The last of the Sleepers are popped and we retire to our tower to swap combat boats for Noctis salvagers. All goes smoothly, no one interrupts us, but another side-effect of the non-favoured anomalies arises. The many frigates become many frigate wrecks, all of which take time to salvage. More, larger ships are a definite advantage in salvaging too. All the wrecks are soon looted and salvaged, though, and we bring back close to 400 Miskies for the evening.
2 Responses to “Sleepers, thousands of them”
Noctis salvagers
... are obsolete, except if you are salvaging concurrent with site-running.
Otherwise: launch one mobile tractor per site, when you first warp in. Then come back at your leisure in a destroyer to salvage. You risk far less, and also it's much faster.
By Von Keigai on Apr 25, 2014
As I read it you said, "...swap combat boats for Noctis salvagers..." Salvagers with an ‘s’, as in moar than one? If yes, have you tried...
First: Site runners carry as many MTUs as they reasonably can in cargo, THEN;
-Drop an MTU ‘at the warpin’ for each site;
-Kill all the Things;
-Rinse and Repeat until last MTU is dropped;
-Kill all the Things in that site THEN;
-Each of you warp back to YOUR MTUs, 'scoop then loot', THEN;
-Warp back to POS, drop Loot;
The Salvager reships to a Sebo boosted, x3 stabbed, x8 Salver II fit Noctis;
The rest reship to support ships, (Logi and/or Ewar);
-Fleet Warp to and Salvage each wreckball;
-Rinse and Repeat for all remaining sites.
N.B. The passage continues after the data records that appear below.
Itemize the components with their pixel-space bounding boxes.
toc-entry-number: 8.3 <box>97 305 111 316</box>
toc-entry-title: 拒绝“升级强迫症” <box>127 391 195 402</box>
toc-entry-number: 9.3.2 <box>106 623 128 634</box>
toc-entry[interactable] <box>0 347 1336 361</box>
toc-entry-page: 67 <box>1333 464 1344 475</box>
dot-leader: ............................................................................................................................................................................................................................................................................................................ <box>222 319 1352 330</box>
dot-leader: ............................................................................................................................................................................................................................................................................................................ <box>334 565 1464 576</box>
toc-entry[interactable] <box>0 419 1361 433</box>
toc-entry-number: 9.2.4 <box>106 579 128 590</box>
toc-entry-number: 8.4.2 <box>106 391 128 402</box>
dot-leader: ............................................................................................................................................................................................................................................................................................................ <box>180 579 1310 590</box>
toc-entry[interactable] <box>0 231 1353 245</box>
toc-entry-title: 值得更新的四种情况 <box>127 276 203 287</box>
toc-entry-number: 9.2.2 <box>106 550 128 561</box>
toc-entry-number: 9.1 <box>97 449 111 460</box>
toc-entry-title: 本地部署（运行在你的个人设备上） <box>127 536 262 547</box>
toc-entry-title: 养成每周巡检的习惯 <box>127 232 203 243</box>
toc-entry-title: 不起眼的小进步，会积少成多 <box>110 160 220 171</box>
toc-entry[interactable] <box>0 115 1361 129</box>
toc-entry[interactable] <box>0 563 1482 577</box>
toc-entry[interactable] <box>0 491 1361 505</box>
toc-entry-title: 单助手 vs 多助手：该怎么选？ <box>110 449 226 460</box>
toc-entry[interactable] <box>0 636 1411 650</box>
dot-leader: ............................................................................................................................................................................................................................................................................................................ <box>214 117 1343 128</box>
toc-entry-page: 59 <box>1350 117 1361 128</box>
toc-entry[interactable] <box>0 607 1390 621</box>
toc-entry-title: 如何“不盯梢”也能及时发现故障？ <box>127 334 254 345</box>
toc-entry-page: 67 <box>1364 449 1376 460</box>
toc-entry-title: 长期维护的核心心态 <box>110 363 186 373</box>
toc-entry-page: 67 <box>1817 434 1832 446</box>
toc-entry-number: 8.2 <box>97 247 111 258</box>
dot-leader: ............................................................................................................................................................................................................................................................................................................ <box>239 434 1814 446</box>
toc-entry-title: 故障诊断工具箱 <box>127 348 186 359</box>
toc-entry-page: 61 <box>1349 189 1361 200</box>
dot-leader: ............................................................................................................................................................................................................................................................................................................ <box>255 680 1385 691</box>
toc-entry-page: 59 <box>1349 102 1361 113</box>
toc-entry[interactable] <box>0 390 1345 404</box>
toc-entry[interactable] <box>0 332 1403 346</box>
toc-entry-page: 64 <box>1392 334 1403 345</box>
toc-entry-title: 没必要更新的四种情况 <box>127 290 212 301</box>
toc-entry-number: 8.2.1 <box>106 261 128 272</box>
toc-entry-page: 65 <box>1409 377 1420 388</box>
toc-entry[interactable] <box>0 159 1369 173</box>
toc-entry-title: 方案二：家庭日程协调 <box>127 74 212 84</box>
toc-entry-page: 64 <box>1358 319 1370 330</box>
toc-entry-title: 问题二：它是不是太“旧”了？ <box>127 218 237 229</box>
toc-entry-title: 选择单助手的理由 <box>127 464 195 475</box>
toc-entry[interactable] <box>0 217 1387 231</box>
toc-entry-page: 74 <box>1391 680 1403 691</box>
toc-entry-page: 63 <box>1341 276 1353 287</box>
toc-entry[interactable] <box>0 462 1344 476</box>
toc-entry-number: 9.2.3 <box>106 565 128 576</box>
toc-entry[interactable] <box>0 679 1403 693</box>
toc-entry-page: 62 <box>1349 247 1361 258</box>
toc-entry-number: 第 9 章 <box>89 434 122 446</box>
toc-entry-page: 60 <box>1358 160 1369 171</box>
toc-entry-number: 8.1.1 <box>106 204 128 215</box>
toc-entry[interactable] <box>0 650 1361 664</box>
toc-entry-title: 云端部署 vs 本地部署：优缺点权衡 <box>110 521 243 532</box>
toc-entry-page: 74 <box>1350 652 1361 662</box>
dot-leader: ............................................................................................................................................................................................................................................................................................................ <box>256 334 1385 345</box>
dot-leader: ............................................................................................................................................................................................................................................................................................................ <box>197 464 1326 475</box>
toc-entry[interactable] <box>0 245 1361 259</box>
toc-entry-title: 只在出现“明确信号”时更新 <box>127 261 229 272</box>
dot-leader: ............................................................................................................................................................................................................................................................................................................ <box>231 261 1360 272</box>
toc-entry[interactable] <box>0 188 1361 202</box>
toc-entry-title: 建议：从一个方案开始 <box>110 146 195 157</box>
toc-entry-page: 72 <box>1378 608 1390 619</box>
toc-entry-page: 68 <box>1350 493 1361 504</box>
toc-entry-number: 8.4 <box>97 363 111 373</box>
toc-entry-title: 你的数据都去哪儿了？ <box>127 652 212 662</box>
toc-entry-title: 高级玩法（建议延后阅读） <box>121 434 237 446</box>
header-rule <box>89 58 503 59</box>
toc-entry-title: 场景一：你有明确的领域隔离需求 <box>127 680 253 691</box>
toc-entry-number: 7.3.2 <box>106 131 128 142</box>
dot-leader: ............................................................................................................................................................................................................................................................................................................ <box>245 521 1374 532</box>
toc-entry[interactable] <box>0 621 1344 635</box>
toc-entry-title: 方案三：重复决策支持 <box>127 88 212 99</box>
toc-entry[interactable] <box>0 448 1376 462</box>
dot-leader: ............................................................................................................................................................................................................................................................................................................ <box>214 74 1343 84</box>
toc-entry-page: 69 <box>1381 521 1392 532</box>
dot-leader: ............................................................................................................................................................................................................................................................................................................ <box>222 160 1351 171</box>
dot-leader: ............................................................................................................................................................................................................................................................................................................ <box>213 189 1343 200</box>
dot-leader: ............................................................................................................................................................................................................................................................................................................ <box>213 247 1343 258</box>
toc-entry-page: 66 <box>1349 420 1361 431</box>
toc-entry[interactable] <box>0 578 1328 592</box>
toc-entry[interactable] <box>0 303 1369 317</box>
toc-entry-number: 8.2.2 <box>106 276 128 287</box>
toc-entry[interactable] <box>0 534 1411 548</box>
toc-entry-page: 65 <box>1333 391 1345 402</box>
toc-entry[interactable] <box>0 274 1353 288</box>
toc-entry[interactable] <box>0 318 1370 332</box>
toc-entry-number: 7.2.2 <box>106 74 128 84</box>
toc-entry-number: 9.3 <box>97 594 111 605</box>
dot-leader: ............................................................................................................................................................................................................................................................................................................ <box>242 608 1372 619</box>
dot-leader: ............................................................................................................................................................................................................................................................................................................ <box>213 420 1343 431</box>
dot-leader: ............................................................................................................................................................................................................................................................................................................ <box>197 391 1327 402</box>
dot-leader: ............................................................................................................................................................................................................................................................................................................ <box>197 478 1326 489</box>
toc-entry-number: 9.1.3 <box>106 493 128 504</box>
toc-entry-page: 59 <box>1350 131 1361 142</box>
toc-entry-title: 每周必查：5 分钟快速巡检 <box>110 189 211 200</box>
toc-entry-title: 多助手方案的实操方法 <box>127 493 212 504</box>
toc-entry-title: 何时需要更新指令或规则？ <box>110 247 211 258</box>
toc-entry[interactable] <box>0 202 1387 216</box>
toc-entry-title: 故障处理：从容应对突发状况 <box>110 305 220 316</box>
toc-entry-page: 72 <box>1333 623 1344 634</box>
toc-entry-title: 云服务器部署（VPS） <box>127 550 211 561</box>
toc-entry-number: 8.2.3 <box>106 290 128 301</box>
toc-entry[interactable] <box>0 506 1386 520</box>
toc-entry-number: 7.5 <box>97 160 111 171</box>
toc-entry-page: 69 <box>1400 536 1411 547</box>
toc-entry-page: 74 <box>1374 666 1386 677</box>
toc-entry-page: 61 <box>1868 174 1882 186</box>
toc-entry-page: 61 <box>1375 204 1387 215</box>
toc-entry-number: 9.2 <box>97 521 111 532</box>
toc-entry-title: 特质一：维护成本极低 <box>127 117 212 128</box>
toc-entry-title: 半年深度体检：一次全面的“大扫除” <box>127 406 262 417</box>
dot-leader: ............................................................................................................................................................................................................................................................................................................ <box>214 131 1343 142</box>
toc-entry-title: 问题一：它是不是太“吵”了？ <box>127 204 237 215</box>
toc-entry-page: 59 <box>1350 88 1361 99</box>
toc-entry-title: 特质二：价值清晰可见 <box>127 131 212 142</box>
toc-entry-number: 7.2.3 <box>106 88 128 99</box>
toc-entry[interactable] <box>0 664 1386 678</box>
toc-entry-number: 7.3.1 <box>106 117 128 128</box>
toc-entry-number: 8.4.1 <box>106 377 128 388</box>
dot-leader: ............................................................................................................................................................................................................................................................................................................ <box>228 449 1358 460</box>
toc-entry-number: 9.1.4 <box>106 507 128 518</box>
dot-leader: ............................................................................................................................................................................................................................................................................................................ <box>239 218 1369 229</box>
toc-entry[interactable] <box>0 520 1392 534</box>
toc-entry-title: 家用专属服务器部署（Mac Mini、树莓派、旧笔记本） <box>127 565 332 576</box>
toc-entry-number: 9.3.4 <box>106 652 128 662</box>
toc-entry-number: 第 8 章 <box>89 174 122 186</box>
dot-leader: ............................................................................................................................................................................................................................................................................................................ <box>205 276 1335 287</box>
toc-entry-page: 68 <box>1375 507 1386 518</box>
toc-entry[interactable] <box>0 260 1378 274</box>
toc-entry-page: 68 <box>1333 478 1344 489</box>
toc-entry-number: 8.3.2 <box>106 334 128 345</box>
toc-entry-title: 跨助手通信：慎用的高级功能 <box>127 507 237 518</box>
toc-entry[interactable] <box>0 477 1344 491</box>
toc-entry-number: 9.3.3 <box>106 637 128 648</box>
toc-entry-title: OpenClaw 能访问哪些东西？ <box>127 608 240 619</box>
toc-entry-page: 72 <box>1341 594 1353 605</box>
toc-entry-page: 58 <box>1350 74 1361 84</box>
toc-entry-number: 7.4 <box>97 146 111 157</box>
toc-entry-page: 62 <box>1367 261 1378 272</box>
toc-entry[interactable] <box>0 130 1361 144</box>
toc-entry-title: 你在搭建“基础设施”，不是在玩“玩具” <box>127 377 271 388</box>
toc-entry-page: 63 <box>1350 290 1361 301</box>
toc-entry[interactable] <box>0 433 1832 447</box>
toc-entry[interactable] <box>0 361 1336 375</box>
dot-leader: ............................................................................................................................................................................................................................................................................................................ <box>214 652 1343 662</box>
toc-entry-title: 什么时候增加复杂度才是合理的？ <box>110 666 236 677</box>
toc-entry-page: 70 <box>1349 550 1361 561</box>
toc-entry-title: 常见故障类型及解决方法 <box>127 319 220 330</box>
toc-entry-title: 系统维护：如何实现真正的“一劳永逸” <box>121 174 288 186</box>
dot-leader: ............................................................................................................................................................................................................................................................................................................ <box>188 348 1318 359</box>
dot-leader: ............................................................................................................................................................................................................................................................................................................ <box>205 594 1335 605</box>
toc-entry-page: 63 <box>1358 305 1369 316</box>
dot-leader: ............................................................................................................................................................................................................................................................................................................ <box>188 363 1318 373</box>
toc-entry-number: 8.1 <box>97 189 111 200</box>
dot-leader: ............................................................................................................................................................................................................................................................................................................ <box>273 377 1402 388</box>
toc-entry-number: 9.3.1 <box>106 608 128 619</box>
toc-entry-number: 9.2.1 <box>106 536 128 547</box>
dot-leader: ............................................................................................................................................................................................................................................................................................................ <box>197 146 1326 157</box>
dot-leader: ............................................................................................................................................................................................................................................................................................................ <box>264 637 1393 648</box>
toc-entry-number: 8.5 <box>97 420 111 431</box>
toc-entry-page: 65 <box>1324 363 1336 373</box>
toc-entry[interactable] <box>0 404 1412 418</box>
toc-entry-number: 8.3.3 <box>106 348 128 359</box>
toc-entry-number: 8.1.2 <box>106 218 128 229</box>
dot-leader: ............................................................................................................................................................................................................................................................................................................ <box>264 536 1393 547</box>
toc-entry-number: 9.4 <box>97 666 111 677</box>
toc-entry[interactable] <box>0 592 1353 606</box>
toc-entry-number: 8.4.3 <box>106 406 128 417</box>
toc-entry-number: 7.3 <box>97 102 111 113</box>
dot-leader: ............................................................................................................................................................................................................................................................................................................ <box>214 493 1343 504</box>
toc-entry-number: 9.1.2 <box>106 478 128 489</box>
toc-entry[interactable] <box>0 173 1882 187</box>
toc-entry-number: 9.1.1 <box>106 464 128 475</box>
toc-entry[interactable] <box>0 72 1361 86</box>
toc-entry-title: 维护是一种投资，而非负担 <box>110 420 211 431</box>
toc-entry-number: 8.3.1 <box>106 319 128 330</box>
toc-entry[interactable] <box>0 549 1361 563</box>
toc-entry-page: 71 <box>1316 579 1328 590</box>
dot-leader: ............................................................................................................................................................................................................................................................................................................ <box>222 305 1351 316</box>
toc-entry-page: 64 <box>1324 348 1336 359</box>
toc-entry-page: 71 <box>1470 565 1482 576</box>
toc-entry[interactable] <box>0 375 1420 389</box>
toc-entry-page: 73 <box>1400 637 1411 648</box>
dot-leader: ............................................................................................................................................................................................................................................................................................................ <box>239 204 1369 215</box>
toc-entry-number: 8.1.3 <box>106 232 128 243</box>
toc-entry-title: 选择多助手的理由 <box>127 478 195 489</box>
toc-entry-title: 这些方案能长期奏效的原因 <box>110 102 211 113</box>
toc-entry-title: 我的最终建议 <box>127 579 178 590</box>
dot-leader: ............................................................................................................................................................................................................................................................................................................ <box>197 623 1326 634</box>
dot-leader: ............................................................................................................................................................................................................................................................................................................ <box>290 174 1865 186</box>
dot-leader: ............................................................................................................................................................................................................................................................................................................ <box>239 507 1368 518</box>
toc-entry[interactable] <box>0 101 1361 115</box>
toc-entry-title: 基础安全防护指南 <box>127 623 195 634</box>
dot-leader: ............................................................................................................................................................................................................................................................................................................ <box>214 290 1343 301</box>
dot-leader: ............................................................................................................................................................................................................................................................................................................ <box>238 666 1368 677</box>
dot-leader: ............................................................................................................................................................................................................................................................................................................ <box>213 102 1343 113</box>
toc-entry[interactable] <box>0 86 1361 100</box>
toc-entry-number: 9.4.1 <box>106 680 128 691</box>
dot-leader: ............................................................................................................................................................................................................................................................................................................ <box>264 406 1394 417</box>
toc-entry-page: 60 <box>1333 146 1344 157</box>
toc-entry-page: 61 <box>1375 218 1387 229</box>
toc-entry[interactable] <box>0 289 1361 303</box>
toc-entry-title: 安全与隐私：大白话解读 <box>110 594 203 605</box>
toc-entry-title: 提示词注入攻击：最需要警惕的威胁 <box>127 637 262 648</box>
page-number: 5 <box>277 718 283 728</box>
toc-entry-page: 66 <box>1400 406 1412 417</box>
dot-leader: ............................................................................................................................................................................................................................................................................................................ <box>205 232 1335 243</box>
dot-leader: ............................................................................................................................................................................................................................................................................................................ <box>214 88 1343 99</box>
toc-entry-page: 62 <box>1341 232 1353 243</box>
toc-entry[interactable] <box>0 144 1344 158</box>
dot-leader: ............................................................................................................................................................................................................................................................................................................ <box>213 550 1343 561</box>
(A) Tractors are not needed as the MTUs leave a nice fat wreckball at the warpin and...
(B) A Fastlock All Salver Noctis is an AMAZINGLY busy and fast salvaging ship, and with a nice tight wreckball you will be stunned at how fast a Hi-SP and experienced Noctii pilot can hoover up the salvage.
(C) If more than one pilot is dropping MTUs, then each drops in consecutive sites in turn until out of MTUs.
IE Sam drops at sites 1, 2, 3; Dan drops at 4, 5; and Bill drops at 6, 7, 8, so each guy warps to ‘his’ MTUs to scoop n loot.
(D) We bring as much support as we can field, most often using Scythes or Scimis active repping from range with a Falcon or 2 for “GTFO” if hot dropped;
(E) The Noctis should start aligning to the next site when the 4th or 3rd to last wreck pops. You should get very close to or just over warp speed when the last one pops. Also consider dubble and triple up salvers on the last wrecks...
This method we have found to be very fast and as safe as a small group inna hole can make salvaging. It takes advantage of strengths of both the MTU (LAI [Launch And Ignore] tractoring and looting) and the 8 Salver Sebo Noctis (The Salvaging GOD).
Plus a x3 stabbed Noctis is hard to pin down for most small gangs (takes 4 points or a Dictor/HIC), add Logi at 90km keeping the Noccy alive (search Jester for the fit) and a Falcon or 2 on the field to jam out aggressors so she can escape…
These steps could just make the difference tween Ship and Salvage in the POS or your Noctis wreck on scan... and Yes, the MTUs are at risk, but better to lose an MTU or 2 and some Loot, than the Loot, Salvage AND a Noctis.